Waveform Analysis-Based Intelligent Fault Classifier with Novel Fault-Zone Segregations for Real-Time Application in Large Power Networks

Abstract

The article proposes a power system fault-recognition technique founded on waveform analysis to identify and categorize short circuit faults in large power systems. The main criticism against waveform-based approaches is their huge computational burden and relatively slow processing, making them unsuitable for on-line applications. This article efficiently handles the computational load by applying a novel zone partitioning concept, where a large power system is partitioned, forming smaller hypothetical zones with fewer number of buses and lines. Crude determination of fault zone is first performed by a neural network (NN)-based zone classifier. A succeeding module of classifier, then determines the exact fault nature and its precise location within a hypothetical zone. Transient recorders installed at optimal monitoring buses, in each partitioned zone, collect the preliminary wave-data, which is then passed-on to an extended Kalman filter (EKF)-based feature extraction module, to filter-out relevant fault features.
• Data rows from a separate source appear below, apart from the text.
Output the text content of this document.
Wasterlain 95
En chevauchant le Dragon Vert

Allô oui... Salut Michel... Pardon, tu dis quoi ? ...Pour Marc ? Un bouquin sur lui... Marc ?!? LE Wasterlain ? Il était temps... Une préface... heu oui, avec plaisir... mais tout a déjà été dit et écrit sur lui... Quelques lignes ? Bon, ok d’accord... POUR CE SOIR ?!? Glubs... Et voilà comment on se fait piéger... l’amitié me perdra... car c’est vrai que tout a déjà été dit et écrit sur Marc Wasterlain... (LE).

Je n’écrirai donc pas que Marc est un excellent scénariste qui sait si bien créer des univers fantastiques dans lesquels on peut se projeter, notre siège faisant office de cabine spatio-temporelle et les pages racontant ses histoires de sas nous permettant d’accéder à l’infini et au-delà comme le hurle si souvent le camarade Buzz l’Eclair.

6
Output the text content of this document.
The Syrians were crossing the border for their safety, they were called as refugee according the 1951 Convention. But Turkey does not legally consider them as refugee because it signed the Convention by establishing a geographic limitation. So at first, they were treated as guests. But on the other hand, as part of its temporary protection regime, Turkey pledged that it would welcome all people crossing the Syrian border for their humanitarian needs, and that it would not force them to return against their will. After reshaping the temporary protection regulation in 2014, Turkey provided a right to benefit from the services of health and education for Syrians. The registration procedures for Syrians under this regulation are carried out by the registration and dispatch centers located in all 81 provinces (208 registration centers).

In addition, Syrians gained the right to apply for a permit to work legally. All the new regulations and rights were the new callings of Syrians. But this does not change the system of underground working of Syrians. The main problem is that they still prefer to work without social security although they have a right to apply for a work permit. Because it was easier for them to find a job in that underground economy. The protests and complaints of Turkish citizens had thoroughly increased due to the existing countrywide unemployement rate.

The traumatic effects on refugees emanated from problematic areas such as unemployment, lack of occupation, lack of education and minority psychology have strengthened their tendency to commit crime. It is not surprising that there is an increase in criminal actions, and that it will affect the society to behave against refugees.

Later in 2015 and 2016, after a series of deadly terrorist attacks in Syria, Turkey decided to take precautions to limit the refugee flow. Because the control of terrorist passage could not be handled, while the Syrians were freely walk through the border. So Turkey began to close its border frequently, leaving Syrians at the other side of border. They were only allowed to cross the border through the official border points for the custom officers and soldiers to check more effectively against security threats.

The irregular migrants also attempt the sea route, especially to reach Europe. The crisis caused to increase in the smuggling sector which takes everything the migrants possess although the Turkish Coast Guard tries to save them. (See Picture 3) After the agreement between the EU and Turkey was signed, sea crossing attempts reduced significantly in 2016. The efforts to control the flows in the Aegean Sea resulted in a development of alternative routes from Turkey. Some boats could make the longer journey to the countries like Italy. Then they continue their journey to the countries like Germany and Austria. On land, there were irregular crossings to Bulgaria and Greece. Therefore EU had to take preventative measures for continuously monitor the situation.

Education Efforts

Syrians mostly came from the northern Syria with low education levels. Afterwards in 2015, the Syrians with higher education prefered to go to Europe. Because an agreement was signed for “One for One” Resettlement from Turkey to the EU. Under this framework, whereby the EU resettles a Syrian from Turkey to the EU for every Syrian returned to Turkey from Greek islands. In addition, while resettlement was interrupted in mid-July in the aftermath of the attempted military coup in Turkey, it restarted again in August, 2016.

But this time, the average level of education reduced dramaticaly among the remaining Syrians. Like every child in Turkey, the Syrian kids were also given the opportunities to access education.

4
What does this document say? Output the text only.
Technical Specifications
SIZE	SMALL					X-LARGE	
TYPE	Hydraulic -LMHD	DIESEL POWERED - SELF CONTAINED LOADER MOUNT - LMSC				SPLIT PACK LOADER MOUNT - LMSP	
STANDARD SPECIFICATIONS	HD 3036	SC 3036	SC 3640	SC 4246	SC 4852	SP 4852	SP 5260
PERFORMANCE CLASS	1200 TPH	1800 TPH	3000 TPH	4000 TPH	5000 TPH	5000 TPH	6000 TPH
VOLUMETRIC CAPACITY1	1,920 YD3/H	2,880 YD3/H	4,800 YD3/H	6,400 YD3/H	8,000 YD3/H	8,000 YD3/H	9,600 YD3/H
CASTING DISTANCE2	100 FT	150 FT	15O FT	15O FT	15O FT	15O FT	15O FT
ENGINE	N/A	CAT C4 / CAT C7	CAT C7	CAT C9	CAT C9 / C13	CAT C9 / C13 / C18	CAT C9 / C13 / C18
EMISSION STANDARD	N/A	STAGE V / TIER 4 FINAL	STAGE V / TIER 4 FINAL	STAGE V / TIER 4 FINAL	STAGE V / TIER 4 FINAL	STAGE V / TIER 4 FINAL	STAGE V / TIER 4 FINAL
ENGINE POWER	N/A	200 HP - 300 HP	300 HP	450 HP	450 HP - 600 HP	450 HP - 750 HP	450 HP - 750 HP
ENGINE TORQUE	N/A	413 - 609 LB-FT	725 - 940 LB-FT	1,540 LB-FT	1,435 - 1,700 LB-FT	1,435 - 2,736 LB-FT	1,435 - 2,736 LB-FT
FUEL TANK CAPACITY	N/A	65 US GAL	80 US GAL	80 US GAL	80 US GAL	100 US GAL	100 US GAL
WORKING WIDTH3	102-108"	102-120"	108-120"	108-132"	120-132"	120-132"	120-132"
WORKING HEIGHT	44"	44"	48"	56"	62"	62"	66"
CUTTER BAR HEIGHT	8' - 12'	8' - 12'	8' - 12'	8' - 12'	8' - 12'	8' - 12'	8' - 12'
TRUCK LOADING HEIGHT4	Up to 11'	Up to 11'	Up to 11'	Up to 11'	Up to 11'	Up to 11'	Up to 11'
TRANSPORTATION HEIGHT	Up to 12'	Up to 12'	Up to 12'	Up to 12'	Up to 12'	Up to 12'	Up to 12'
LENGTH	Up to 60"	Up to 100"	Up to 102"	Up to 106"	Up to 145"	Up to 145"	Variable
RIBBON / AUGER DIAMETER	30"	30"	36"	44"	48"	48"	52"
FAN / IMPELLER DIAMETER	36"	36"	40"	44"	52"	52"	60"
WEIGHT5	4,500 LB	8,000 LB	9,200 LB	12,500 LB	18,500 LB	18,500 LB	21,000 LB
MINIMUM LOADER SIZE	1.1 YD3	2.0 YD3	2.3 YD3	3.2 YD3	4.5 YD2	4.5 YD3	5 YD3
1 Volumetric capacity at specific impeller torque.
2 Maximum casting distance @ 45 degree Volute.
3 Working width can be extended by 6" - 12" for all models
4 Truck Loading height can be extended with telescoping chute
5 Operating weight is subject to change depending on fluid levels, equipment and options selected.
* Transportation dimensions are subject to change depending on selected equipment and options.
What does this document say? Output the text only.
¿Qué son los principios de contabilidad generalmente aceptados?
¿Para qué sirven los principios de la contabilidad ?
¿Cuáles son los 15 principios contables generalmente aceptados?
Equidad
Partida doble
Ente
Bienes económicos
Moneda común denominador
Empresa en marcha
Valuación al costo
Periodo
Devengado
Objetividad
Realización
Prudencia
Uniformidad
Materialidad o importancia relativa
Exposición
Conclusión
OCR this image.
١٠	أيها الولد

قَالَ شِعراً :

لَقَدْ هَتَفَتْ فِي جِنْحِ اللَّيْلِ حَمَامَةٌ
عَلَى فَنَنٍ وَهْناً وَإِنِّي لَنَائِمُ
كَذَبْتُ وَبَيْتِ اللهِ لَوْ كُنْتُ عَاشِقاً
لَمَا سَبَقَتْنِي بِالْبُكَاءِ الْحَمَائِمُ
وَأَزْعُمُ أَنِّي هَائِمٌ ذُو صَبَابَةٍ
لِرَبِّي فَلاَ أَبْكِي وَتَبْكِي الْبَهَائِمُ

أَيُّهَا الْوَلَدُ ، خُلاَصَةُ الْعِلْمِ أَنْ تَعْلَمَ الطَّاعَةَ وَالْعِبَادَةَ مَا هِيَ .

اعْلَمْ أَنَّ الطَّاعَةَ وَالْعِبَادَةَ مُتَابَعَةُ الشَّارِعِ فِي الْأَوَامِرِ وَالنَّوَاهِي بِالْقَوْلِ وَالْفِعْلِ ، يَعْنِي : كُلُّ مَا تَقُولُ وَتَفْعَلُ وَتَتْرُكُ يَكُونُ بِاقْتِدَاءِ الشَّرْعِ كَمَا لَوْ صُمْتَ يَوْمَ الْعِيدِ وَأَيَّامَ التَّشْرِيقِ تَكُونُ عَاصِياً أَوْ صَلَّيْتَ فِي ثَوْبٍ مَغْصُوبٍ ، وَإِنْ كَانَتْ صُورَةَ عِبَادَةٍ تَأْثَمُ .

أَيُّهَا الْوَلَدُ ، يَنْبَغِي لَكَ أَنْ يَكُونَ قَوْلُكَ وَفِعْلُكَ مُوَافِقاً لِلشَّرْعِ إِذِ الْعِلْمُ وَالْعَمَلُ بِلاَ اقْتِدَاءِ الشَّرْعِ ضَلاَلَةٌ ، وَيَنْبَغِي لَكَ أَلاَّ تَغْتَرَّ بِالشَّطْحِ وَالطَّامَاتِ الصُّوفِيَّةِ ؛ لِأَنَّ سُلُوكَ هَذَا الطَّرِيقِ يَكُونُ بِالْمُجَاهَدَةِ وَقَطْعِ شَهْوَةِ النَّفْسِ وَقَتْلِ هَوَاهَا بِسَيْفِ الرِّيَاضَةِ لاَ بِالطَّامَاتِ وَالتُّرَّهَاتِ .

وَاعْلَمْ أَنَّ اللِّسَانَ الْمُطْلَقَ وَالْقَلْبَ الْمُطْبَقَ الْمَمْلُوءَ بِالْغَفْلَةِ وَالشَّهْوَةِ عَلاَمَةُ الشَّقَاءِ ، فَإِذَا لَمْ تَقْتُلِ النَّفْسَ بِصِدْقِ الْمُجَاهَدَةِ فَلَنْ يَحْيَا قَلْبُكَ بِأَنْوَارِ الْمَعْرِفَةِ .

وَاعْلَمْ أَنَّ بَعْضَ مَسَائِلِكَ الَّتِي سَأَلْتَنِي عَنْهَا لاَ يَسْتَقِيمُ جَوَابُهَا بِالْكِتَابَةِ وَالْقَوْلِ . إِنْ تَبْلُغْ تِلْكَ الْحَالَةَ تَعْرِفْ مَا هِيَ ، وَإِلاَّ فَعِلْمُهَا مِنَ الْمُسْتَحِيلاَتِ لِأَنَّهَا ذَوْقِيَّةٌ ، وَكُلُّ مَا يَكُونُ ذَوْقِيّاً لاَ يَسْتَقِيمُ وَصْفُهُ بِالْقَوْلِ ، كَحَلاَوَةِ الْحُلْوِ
The EKF-NN combination is found to be highly efficient and precise in determining fault nature and location when tested on WECC-200-bus practical system. Hypothetical-zone partitioning has been established as a highly efficient technique, reducing the computation burden and CPU usage considerably, and rendering the scheme suitable for on-line implementation. The method also improved the fault-recognition accuracy phenomenally.